“I like the way Luis Barragán or Frank Lloyd Wright frame,” writes Rhael Cape in his poem “The Absence of Light”. “The way light is threaded, sewn and embroidered into the fabric of their buildings.” The spoken-word artist, 36, who performs under the name LionHeart, uses verse to explore the way architecture can make us feel, influence our behaviour, and affect our mood. “It’s about finding poetic resonance through the conceptual intentions of space design,” he says.

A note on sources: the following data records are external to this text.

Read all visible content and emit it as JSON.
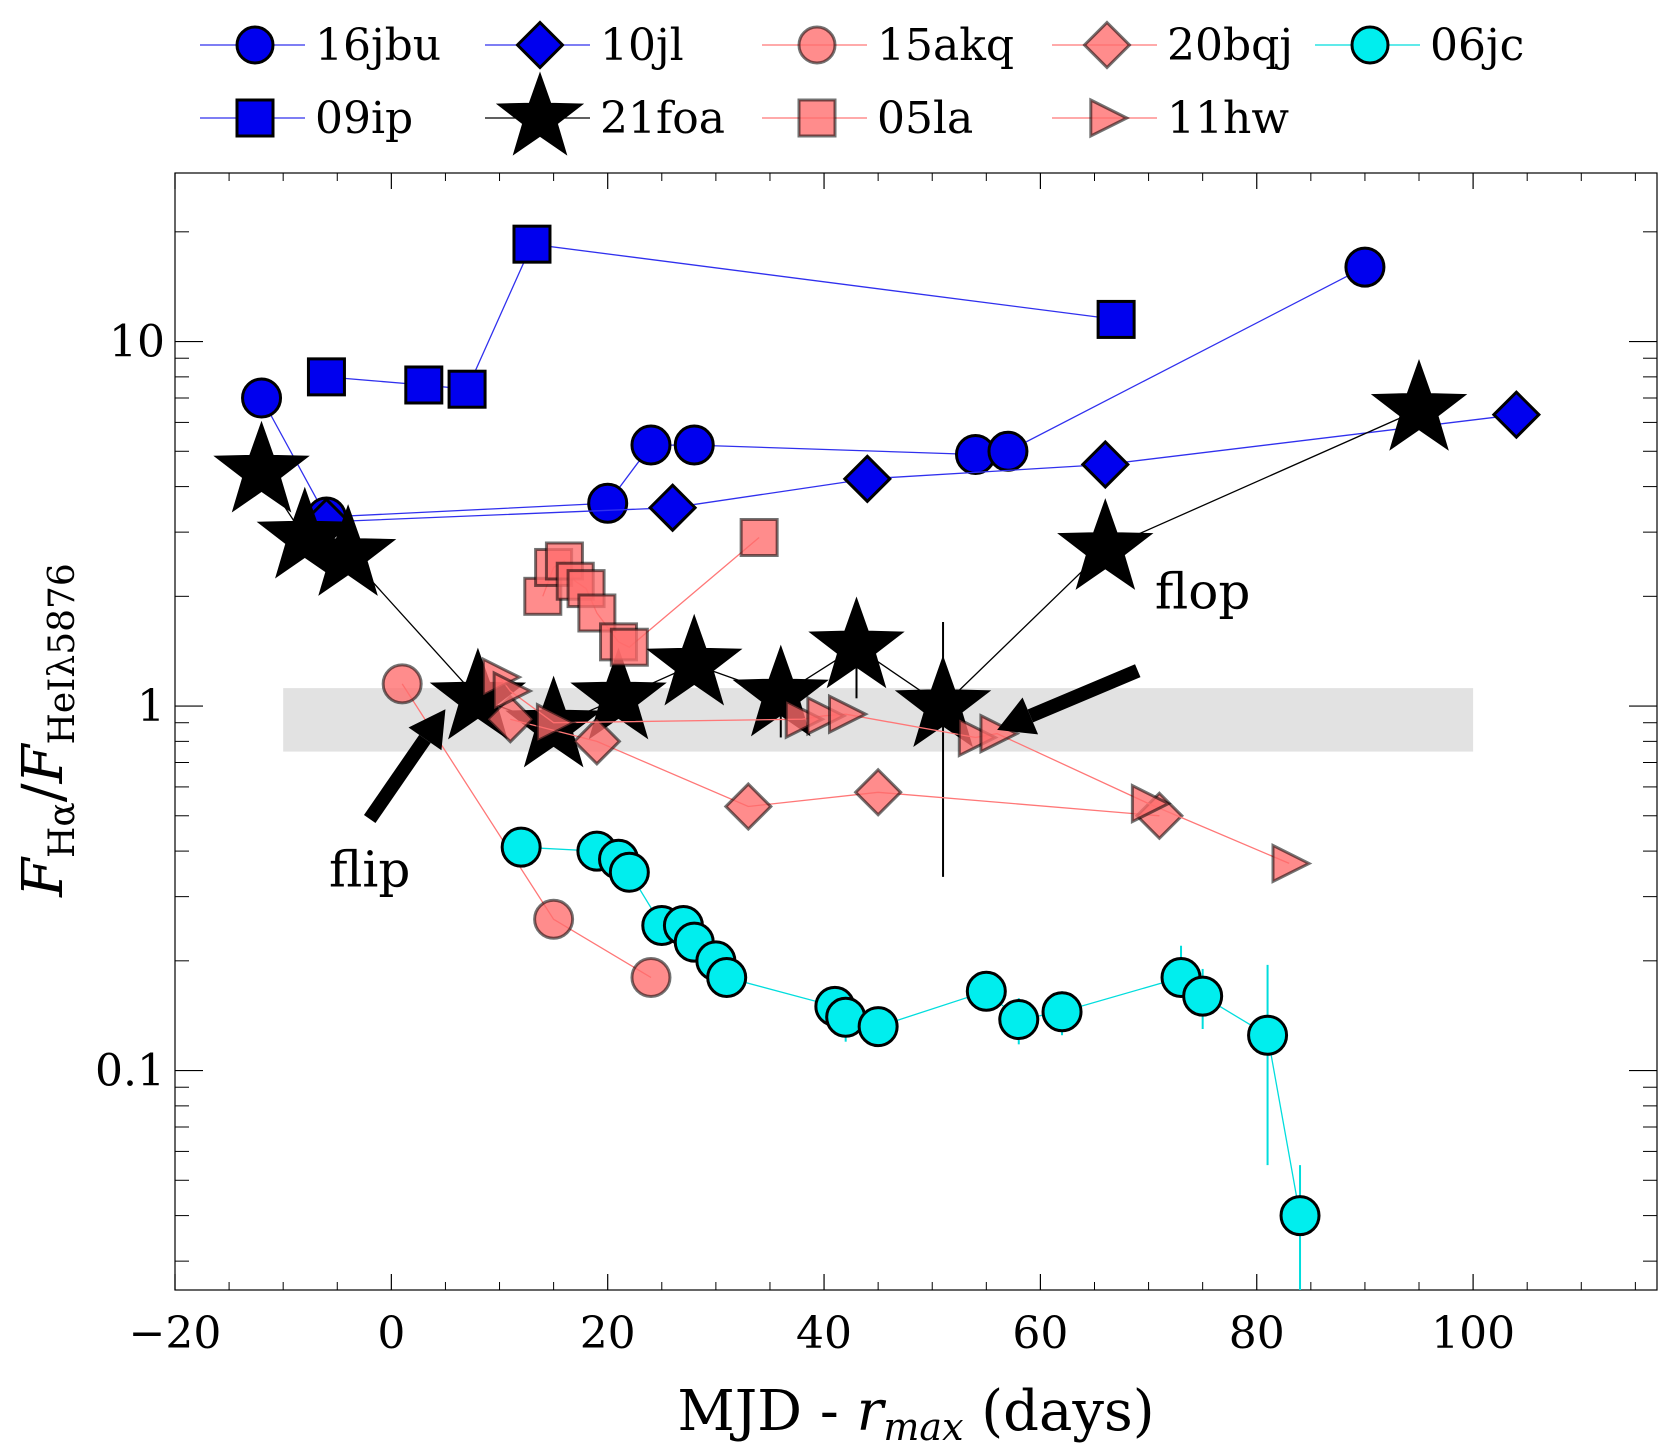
{
  "chart_data": {
    "type": "scatter",
    "title": "",
    "xlabel": "MJD - r_max (days)",
    "ylabel": "F_Hα / F_HeIλ5876",
    "xlim": [
      -20,
      117
    ],
    "ylim": [
      0.025,
      29
    ],
    "yscale": "log",
    "x_ticks": [
      -20,
      0,
      20,
      40,
      60,
      80,
      100
    ],
    "x_tick_labels": [
      "−20",
      "0",
      "20",
      "40",
      "60",
      "80",
      "100"
    ],
    "y_ticks": [
      0.1,
      1,
      10
    ],
    "y_tick_labels": [
      "0.1",
      "1",
      "10"
    ],
    "legend_position": "top",
    "colors": {
      "blue": "#0000ee",
      "black": "#000000",
      "red": "#ff6b6b",
      "cyan": "#00eeee",
      "band": "#e2e2e2"
    },
    "band": {
      "x": [
        -10,
        100
      ],
      "y": [
        0.75,
        1.12
      ]
    },
    "series": [
      {
        "name": "16jbu",
        "marker": "circle",
        "color": "#0000ee",
        "line": "#3030ee",
        "x": [
          -12,
          -6,
          20,
          24,
          28,
          54,
          57,
          90
        ],
        "y": [
          7.0,
          3.3,
          3.6,
          5.2,
          5.2,
          4.9,
          5.0,
          16
        ]
      },
      {
        "name": "09ip",
        "marker": "square",
        "color": "#0000ee",
        "line": "#3030ee",
        "x": [
          -6,
          3,
          7,
          13,
          67
        ],
        "y": [
          8.0,
          7.6,
          7.4,
          18.5,
          11.5
        ]
      },
      {
        "name": "10jl",
        "marker": "diamond",
        "color": "#0000ee",
        "line": "#3030ee",
        "x": [
          -6,
          26,
          44,
          66,
          104
        ],
        "y": [
          3.2,
          3.5,
          4.2,
          4.6,
          6.3
        ]
      },
      {
        "name": "21foa",
        "marker": "star",
        "color": "#000000",
        "line": "#000000",
        "x": [
          -12,
          -8,
          -4,
          8,
          15,
          21,
          28,
          36,
          43,
          51,
          66,
          95
        ],
        "y": [
          4.4,
          2.9,
          2.6,
          1.05,
          0.88,
          1.05,
          1.3,
          1.07,
          1.45,
          1.0,
          2.7,
          6.5
        ],
        "yerr_low": [
          0,
          0,
          0,
          0,
          0,
          0,
          0,
          0.25,
          0.4,
          0.66,
          0,
          0
        ],
        "yerr_high": [
          0,
          0,
          0,
          0,
          0,
          0,
          0,
          0,
          0,
          0.7,
          0,
          0
        ]
      },
      {
        "name": "15akq",
        "marker": "circle",
        "color": "#ff6b6b",
        "line": "#ff7777",
        "x": [
          1,
          15,
          24
        ],
        "y": [
          1.15,
          0.26,
          0.18
        ]
      },
      {
        "name": "05la",
        "marker": "square",
        "color": "#ff6b6b",
        "line": "#ff7777",
        "x": [
          14,
          15,
          16,
          17,
          18,
          19,
          21,
          22,
          34
        ],
        "y": [
          2.0,
          2.4,
          2.5,
          2.2,
          2.1,
          1.8,
          1.5,
          1.45,
          2.9
        ]
      },
      {
        "name": "20bqj",
        "marker": "diamond",
        "color": "#ff6b6b",
        "line": "#ff7777",
        "x": [
          11,
          19,
          33,
          45,
          71
        ],
        "y": [
          0.92,
          0.8,
          0.53,
          0.58,
          0.5
        ]
      },
      {
        "name": "11hw",
        "marker": "triangle-right",
        "color": "#ff6b6b",
        "line": "#ff7777",
        "x": [
          10,
          11,
          15,
          38,
          40,
          42,
          54,
          56,
          70,
          83
        ],
        "y": [
          1.2,
          1.1,
          0.9,
          0.92,
          0.94,
          0.95,
          0.82,
          0.84,
          0.54,
          0.37
        ]
      },
      {
        "name": "06jc",
        "marker": "circle",
        "color": "#00eeee",
        "line": "#00dddd",
        "x": [
          12,
          19,
          21,
          22,
          25,
          27,
          28,
          30,
          31,
          41,
          42,
          45,
          55,
          58,
          62,
          73,
          75,
          81,
          84
        ],
        "y": [
          0.41,
          0.4,
          0.38,
          0.35,
          0.25,
          0.25,
          0.225,
          0.2,
          0.18,
          0.15,
          0.14,
          0.132,
          0.165,
          0.138,
          0.145,
          0.18,
          0.16,
          0.125,
          0.04
        ],
        "yerr_low": [
          0,
          0,
          0,
          0,
          0,
          0,
          0,
          0,
          0,
          0,
          0.02,
          0,
          0,
          0.02,
          0.02,
          0.02,
          0.03,
          0.07,
          0.015
        ],
        "yerr_high": [
          0,
          0,
          0,
          0,
          0,
          0,
          0,
          0,
          0,
          0,
          0,
          0,
          0,
          0.02,
          0.02,
          0.04,
          0.03,
          0.07,
          0.015
        ]
      }
    ],
    "annotations": [
      {
        "text": "flip",
        "label_at": [
          -2,
          0.32
        ],
        "arrow_from": [
          -2,
          0.49
        ],
        "arrow_to": [
          5,
          0.98
        ]
      },
      {
        "text": "flop",
        "label_at": [
          75,
          1.85
        ],
        "arrow_from": [
          69,
          1.25
        ],
        "arrow_to": [
          56,
          0.86
        ]
      }
    ]
  }
}
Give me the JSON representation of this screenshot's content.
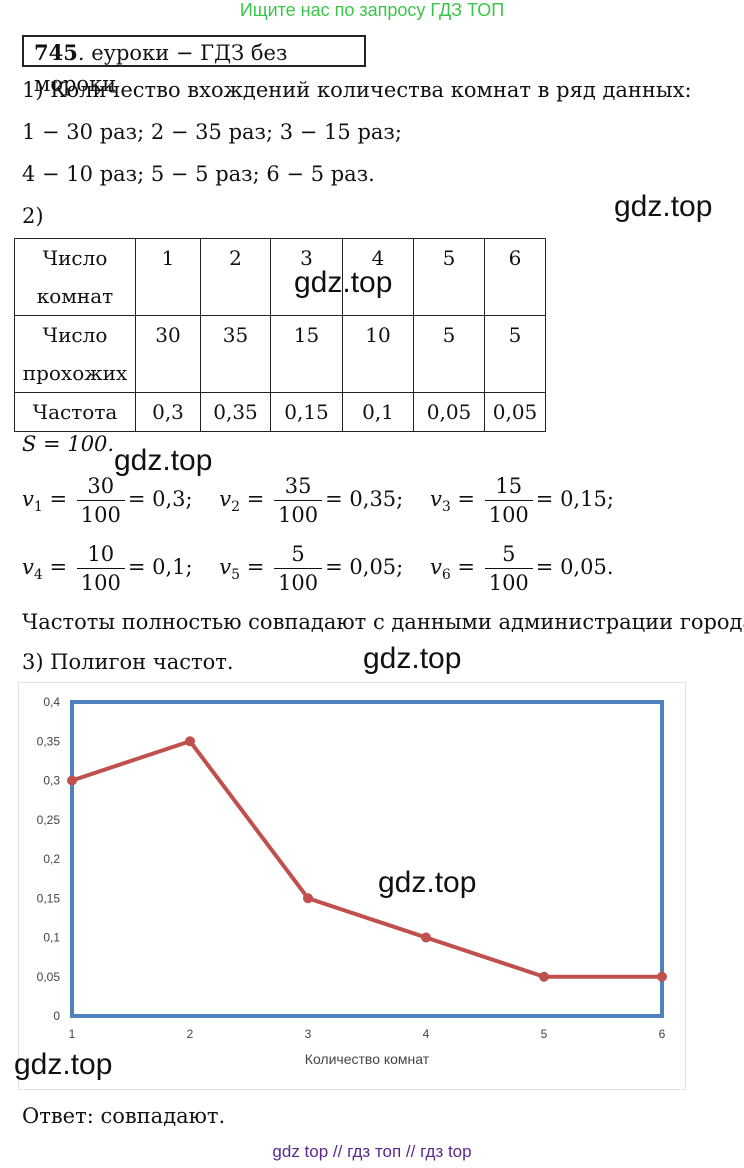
{
  "banner": "Ищите нас по запросу ГДЗ ТОП",
  "header": {
    "number": "745",
    "rest": ". еуроки  −  ГДЗ без мороки"
  },
  "part1": {
    "title": "1) Количество вхождений количества комнат в ряд данных:",
    "line1": "1 − 30 раз;    2 − 35 раз;    3 − 15 раз;",
    "line2": "4 − 10 раз;    5 − 5 раз;    6 − 5 раз."
  },
  "part2": {
    "title": "2)"
  },
  "table": {
    "row1_label": [
      "Число",
      "комнат"
    ],
    "row2_label": [
      "Число",
      "прохожих"
    ],
    "row3_label": "Частота",
    "rooms": [
      "1",
      "2",
      "3",
      "4",
      "5",
      "6"
    ],
    "counts": [
      "30",
      "35",
      "15",
      "10",
      "5",
      "5"
    ],
    "freqs": [
      "0,3",
      "0,35",
      "0,15",
      "0,1",
      "0,05",
      "0,05"
    ]
  },
  "sum_line": "S = 100.",
  "fractions": [
    {
      "label": "1",
      "num": "30",
      "den": "100",
      "result": "= 0,3;"
    },
    {
      "label": "2",
      "num": "35",
      "den": "100",
      "result": "= 0,35;"
    },
    {
      "label": "3",
      "num": "15",
      "den": "100",
      "result": "= 0,15;"
    },
    {
      "label": "4",
      "num": "10",
      "den": "100",
      "result": "= 0,1;"
    },
    {
      "label": "5",
      "num": "5",
      "den": "100",
      "result": "= 0,05;"
    },
    {
      "label": "6",
      "num": "5",
      "den": "100",
      "result": "= 0,05."
    }
  ],
  "conclusion": "Частоты полностью совпадают с данными администрации города.",
  "part3": {
    "title": "3) Полигон частот."
  },
  "watermark": "gdz.top",
  "chart_data": {
    "type": "line",
    "x": [
      1,
      2,
      3,
      4,
      5,
      6
    ],
    "values": [
      0.3,
      0.35,
      0.15,
      0.1,
      0.05,
      0.05
    ],
    "xlabel": "Количество комнат",
    "ylabel": "",
    "ylim": [
      0,
      0.4
    ],
    "xlim": [
      1,
      6
    ],
    "y_ticks": [
      "0",
      "0,05",
      "0,1",
      "0,15",
      "0,2",
      "0,25",
      "0,3",
      "0,35",
      "0,4"
    ],
    "x_ticks": [
      "1",
      "2",
      "3",
      "4",
      "5",
      "6"
    ],
    "line_color": "#c0504d",
    "frame_color": "#4f81bd",
    "grid": false
  },
  "answer": "Ответ: совпадают.",
  "footer": "gdz top  //  гдз топ  //  гдз top"
}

An honorary fellow of the Royal Institute of British Architects, Cape has been poet in residence at cultural organisations including the Saatchi Gallery and 180 The Strand, and is currently associate artist at the Royal Albert Hall. Last year he created Those With Walls for Windows, a meditation on the laws of freedom, that drew on the way memory and imagination play a role in urban planning, for the Venice Biennale of Architecture. The poet has three films planned for release this year and next.

Spoken word artist LionHeart reads an excerpt from his poem "Those With Walls for Windows"


Now, the mind is a self-serving city, and in it, the memories, or buildings, have become a skyline of urns for how some once thought and felt. Guilt is a false narrator of the past, omitting what it can't grasp.

Spoken word artist LionHeart reads an excerpt from his poem "Those With Walls for Windows" © Artist & Director, @Lionheartfelt. Sound Composer, @melozed. Post-house, @IndetailStudios. Curator, @lesleylokko

“[Cape’s] work takes architecture out of the conventions of planning, building legislation and code and speaks to something that’s much more primordial,” says Lesley Lokko, the curator of the Biennale. “It’s about being on accepting ground and multiple narratives. It’s about belonging.”  

Cape grew up in Kentish Town; his father and grandfather are architects in Grenada and, initially, Cape followed in the family tradition, studying architecture at the University of East London. It was here he was introduced to the spoken-word circuit. Poetry offered solace from the pressures of student life. “I’m a hyper-introspective person, which can be great for art, but when you’re feeling isolated in a place where so many people are friends with each other…” he recalls. He remembers going to his first reading, and “just soaking up these poets on stage, pouring out who they were and the clicks, the claps, the jazz band playing over”. He returned the following month to perform. 

A still from LionHeart’s forthcoming film Sentient Brutalism
A still from LionHeart’s forthcoming film Sentient Brutalism
Sentient Brutalism is planned as an immersive experience
Sentient Brutalism is planned as an immersive experience

Cape knitted together his interest in poetry, mental health and architecture in the book The Mute’s Rebellion, which he self-published in 2017. The same year, he began emailing architecture firms, looking to engage them in the more spiritual side of design. Grimshaw, the firm behind Waterloo International Station and the Eden Project, was one of the first practices to respond. Cape became its poet in residence. 

This year, he is excited about an event in May at the Royal Albert Hall that will see nine poets share the stage in what he hopes will create a “moment” for the discipline. There’s also his film Sentient Brutalism, which is planned as an immersive experience. “I really wanted to promote the idea of radical possibility,” he says of the film’s subject. “Where can that come from? How can we grasp it?” It’s not something he seems to have trouble doing.